The kernel looks like the following:
// yes, there's no result defined for the moment
__kernel void testKernel(__global uint message_length, __global char *message) {
size_t converted_message_length = message_length / 2;
char converted_message[converted_message_length];
// (1) hex to decimal conversion
for (size_t idx = 0, j = 0; idx < converted_message_length; idx++, j++) {
converted_message[idx] = (message[j] & '@' ? message[j] + 9 : message[j]) << 4;
j++;
converted_message[idx] |= (message[j] & '@' ? message[j] + 9 : message[j]) & 0xF;
printf("converted '%c%c' into '%i'\n", message[j - 1], message[j], converted_message[idx]);
}
// (2) this should be redundant, since I already print the content...
// but actually behaves differently with different device (CPU/GPU)
for (size_t idx = 0, j = 0; idx < converted_message_length; idx++, j++) {
printf("converted_message[%i]: '%i'\n", idx, converted_message[idx]);
}
Now, if I pass as arguments of testKernel
function the lenght 4
, and input string containing hexadecimal value 3e2b
, I would expect them to be converted into decimals 62
and 43
(see this table for hex -> decimal conversion).
And, If I run the kernel using my CPU (Intel(R) Core(TM) i9-9880H), indeed I can see the following conversion happening:
converted '3e' into '62'
converted '2b' into '43'
converted_message[0]: '62'
converted_message[1]: '43'
However, if I run this very same kernel using my GPU (AMD Radeon Pro 5500M), I see the following results:
converted '3e' into '62'
converted '2b' into '43'
converted_message[0]: '0' <-- why it is 0 ???
converted_message[1]: '0' <-- why it is 0 ???
It seems like converted_message
is successfully written inside loop (1)
, but then its values get lost when I enter inside (2)

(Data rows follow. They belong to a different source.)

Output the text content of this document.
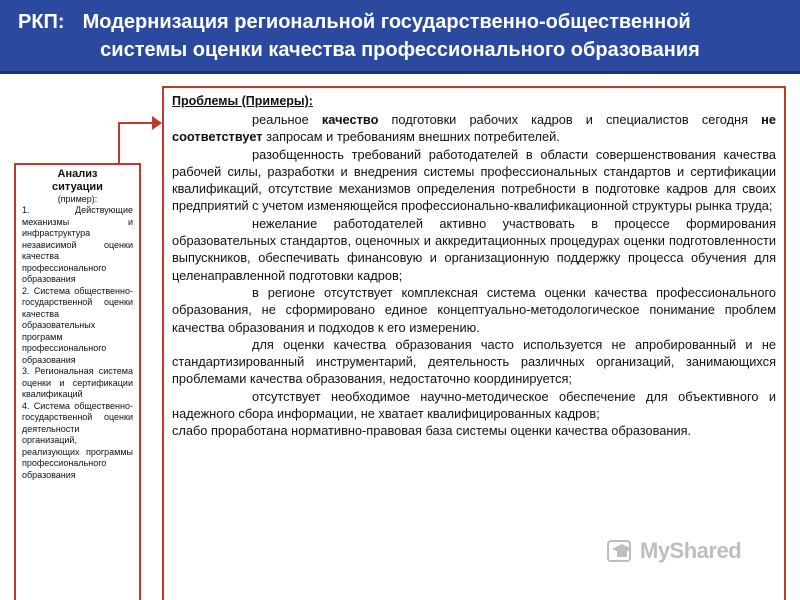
РКП: Модернизация региональной государственно-общественной
системы оценки качества профессионального образования
Анализ
ситуации
(пример):
1. Действующие механизмы и инфраструктура независимой оценки качества профессионального образования
2. Система общественно-государственной оценки качества образовательных программ профессионального образования
3. Региональная система оценки и сертификации квалификаций
4. Система общественно-государственной оценки деятельности организаций, реализующих программы профессионального образования
Проблемы (Примеры):

реальное качество подготовки рабочих кадров и специалистов сегодня не соответствует запросам и требованиям внешних потребителей.

разобщенность требований работодателей в области совершенствования качества рабочей силы, разработки и внедрения системы профессиональных стандартов и сертификации квалификаций, отсутствие механизмов определения потребности в подготовке кадров для своих предприятий с учетом изменяющейся профессионально-квалификационной структуры рынка труда;

нежелание работодателей активно участвовать в процессе формирования образовательных стандартов, оценочных и аккредитационных процедурах оценки подготовленности выпускников, обеспечивать финансовую и организационную поддержку процесса обучения для целенаправленной подготовки кадров;

в регионе отсутствует комплексная система оценки качества профессионального образования, не сформировано единое концептуально-методологическое понимание проблем качества образования и подходов к его измерению.

для оценки качества образования часто используется не апробированный и не стандартизированный инструментарий, деятельность различных организаций, занимающихся проблемами качества образования, недостаточно координируется;

отсутствует необходимое научно-методическое обеспечение для объективного и надежного сбора информации, не хватает квалифицированных кадров;

слабо проработана нормативно-правовая база системы оценки качества образования.

MyShared
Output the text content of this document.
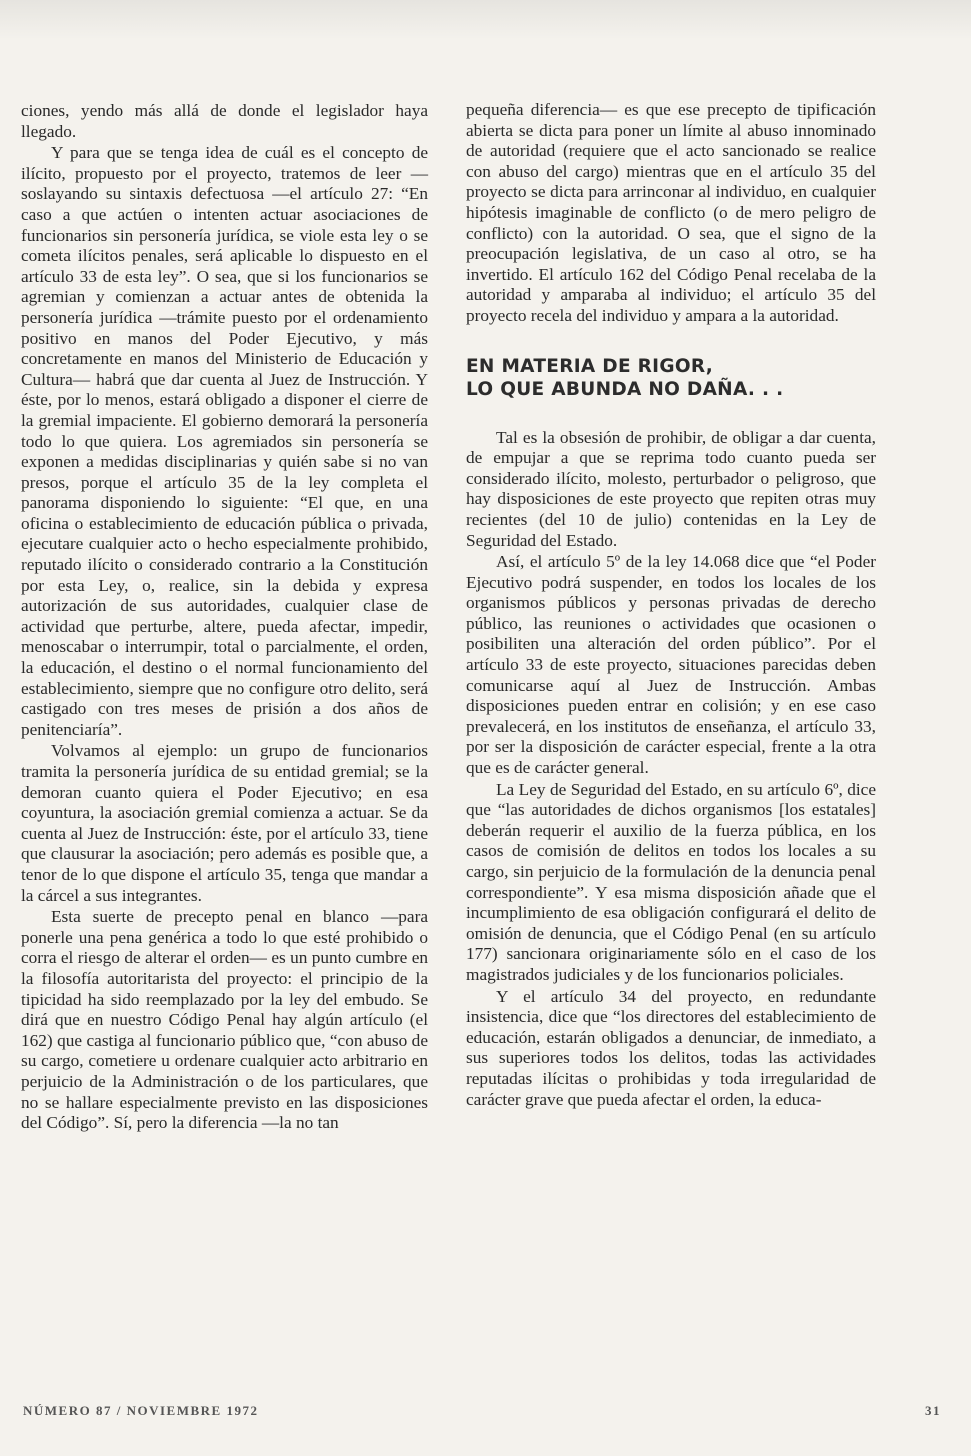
ciones, yendo más allá de donde el legislador haya llegado.

Y para que se tenga idea de cuál es el concepto de ilícito, propuesto por el proyecto, tratemos de leer —soslayando su sintaxis defectuosa —el artículo 27: “En caso a que actúen o intenten actuar asociaciones de funcionarios sin personería jurídica, se viole esta ley o se cometa ilícitos penales, será aplicable lo dispuesto en el artículo 33 de esta ley”. O sea, que si los funcionarios se agremian y comienzan a actuar antes de obtenida la personería jurídica —trámite puesto por el ordenamiento positivo en manos del Poder Ejecutivo, y más concretamente en manos del Ministerio de Educación y Cultura— habrá que dar cuenta al Juez de Instrucción. Y éste, por lo menos, estará obligado a disponer el cierre de la gremial impaciente. El gobierno demorará la personería todo lo que quiera. Los agremiados sin personería se exponen a medidas disciplinarias y quién sabe si no van presos, porque el artículo 35 de la ley completa el panorama disponiendo lo siguiente: “El que, en una oficina o establecimiento de educación pública o privada, ejecutare cualquier acto o hecho especialmente prohibido, reputado ilícito o considerado contrario a la Constitución por esta Ley, o, realice, sin la debida y expresa autorización de sus autoridades, cualquier clase de actividad que perturbe, altere, pueda afectar, impedir, menoscabar o interrumpir, total o parcialmente, el orden, la educación, el destino o el normal funcionamiento del establecimiento, siempre que no configure otro delito, será castigado con tres meses de prisión a dos años de penitenciaría”.

Volvamos al ejemplo: un grupo de funcionarios tramita la personería jurídica de su entidad gremial; se la demoran cuanto quiera el Poder Ejecutivo; en esa coyuntura, la asociación gremial comienza a actuar. Se da cuenta al Juez de Instrucción: éste, por el artículo 33, tiene que clausurar la asociación; pero además es posible que, a tenor de lo que dispone el artículo 35, tenga que mandar a la cárcel a sus integrantes.

Esta suerte de precepto penal en blanco —para ponerle una pena genérica a todo lo que esté prohibido o corra el riesgo de alterar el orden— es un punto cumbre en la filosofía autoritarista del proyecto: el principio de la tipicidad ha sido reemplazado por la ley del embudo. Se dirá que en nuestro Código Penal hay algún artículo (el 162) que castiga al funcionario público que, “con abuso de su cargo, cometiere u ordenare cualquier acto arbitrario en perjuicio de la Administración o de los particulares, que no se hallare especialmente previsto en las disposiciones del Código”. Sí, pero la diferencia —la no tan

pequeña diferencia— es que ese precepto de tipificación abierta se dicta para poner un límite al abuso innominado de autoridad (requiere que el acto sancionado se realice con abuso del cargo) mientras que en el artículo 35 del proyecto se dicta para arrinconar al individuo, en cualquier hipótesis imaginable de conflicto (o de mero peligro de conflicto) con la autoridad. O sea, que el signo de la preocupación legislativa, de un caso al otro, se ha invertido. El artículo 162 del Código Penal recelaba de la autoridad y amparaba al individuo; el artículo 35 del proyecto recela del individuo y ampara a la autoridad.

EN MATERIA DE RIGOR,
LO QUE ABUNDA NO DAÑA. . .

Tal es la obsesión de prohibir, de obligar a dar cuenta, de empujar a que se reprima todo cuanto pueda ser considerado ilícito, molesto, perturbador o peligroso, que hay disposiciones de este proyecto que repiten otras muy recientes (del 10 de julio) contenidas en la Ley de Seguridad del Estado.

Así, el artículo 5º de la ley 14.068 dice que “el Poder Ejecutivo podrá suspender, en todos los locales de los organismos públicos y personas privadas de derecho público, las reuniones o actividades que ocasionen o posibiliten una alteración del orden público”. Por el artículo 33 de este proyecto, situaciones parecidas deben comunicarse aquí al Juez de Instrucción. Ambas disposiciones pueden entrar en colisión; y en ese caso prevalecerá, en los institutos de enseñanza, el artículo 33, por ser la disposición de carácter especial, frente a la otra que es de carácter general.

La Ley de Seguridad del Estado, en su artículo 6º, dice que “las autoridades de dichos organismos [los estatales] deberán requerir el auxilio de la fuerza pública, en los casos de comisión de delitos en todos los locales a su cargo, sin perjuicio de la formulación de la denuncia penal correspondiente”. Y esa misma disposición añade que el incumplimiento de esa obligación configurará el delito de omisión de denuncia, que el Código Penal (en su artículo 177) sancionara originariamente sólo en el caso de los magistrados judiciales y de los funcionarios policiales.

Y el artículo 34 del proyecto, en redundante insistencia, dice que “los directores del establecimiento de educación, estarán obligados a denunciar, de inmediato, a sus superiores todos los delitos, todas las actividades reputadas ilícitas o prohibidas y toda irregularidad de carácter grave que pueda afectar el orden, la educa-

NÚMERO 87 / NOVIEMBRE 1972	31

loop. How's that even possible? Is it the OpenCL performing some weird optimization under the hood, that manifest itself only when running in the GPU ?
Upvotes: 1
Views: 271
Reputation: 3698
char converted_message[converted_message_length];
This is a variable length array which is not supported in standard OpenCL. It might work on some OpenCL implementations as an extension, but is not portable.
Specify a fixed size for the array or allocate a buffer on the host.
Upvotes: 1